Latrobe Valley’s union heavyweights are preparing to ramp up their influence on State Government policy through their traditional allegiance with the Labor party.
Gippsland Trades and Labour Council secretary Steve Dodd has flagged his intention to lean on a range of government contacts now Labor is back in power to ensure the Valley’s troubled employment landscape “gets the full policy attention it deserves”.
“We are only in the early stages of actually talking through our connections, but we’ll be making strong contact with them and setting up some serious meetings in the new year,” Mr Dodd said.
Mr Dodd’s commitment to flex his union muscle on behalf of the Valley’s job security future comes after a range of key workforce unions said they would hold the Labor party to their word for promises made during the election campaign.
He said while no direct promises had been made to the Valley’s key unions, he said he believed the region’s employment sectors would find a more sympathetic ear under the new government.
“In the last year we have seen the former State Government place an enormous focus on how to respond to the decline of the automotive industry, and we’ve seen a whole range of programs to assist people to get qualifications and reskill there,” Mr Dodd said.
“But at this point in time, I don’t see any programs like that happening in the Latrobe Valley.
“We need to have a government with a proactive industry policy, and they need to support what everyone else is doing across the board, otherwise things just stagnate.”
Looking back on the past four years under the Coalition, Mr Dodd said the former government had undermined its own efforts to boost employment in Gippsland.
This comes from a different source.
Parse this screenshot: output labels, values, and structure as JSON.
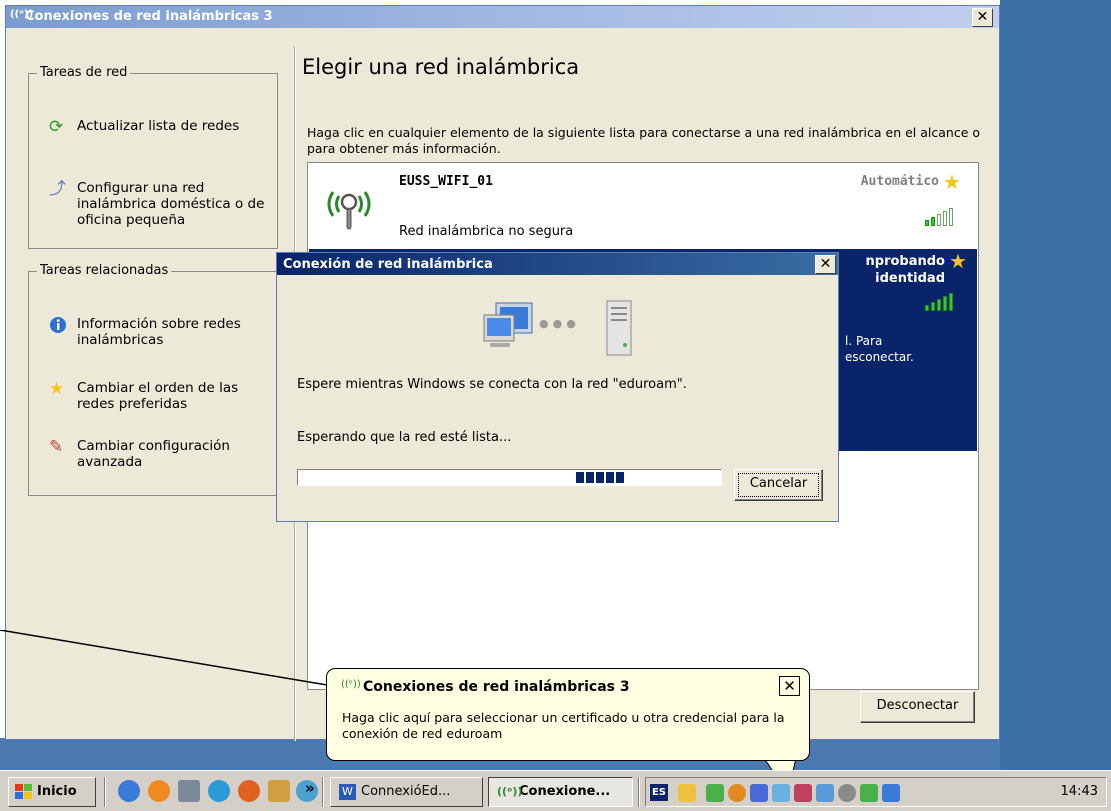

“If you really want to have a litmus test on the Coalition you only need to look at their attitude to the training sector,” Mr Dodd said, referring to the widespread cuts to TAFE funding.
“When you are shutting down the places where our kids are getting trained, and meanwhile you’ve got the Federal Government telling people who’ve just been put out of a job that they’ve got to be unemployed for six months before they get any sort of payments, what are you supposed to do?”
“If you are going to deliver outcomes for a region, you need to be working on behalf of everyone – the workers, the employers, the educators and the community support networks; everything’s tied in together and right now we’ve lost that balance.”
The GTLC’s comments come after Construction Forestry Mining and Energy Union mining and energy president Luke van der Muelen urged voters to direct their ballots away from both major parties due to their weak policies on mine rehabilitation.
The comments are understood to have angered the wider union community after Labor’s narrow defeat in the Morwell electorate to Nationals incumbent Russell Northe.
Mr Van der Meulen was unavailable for comment as he is away on sick leave.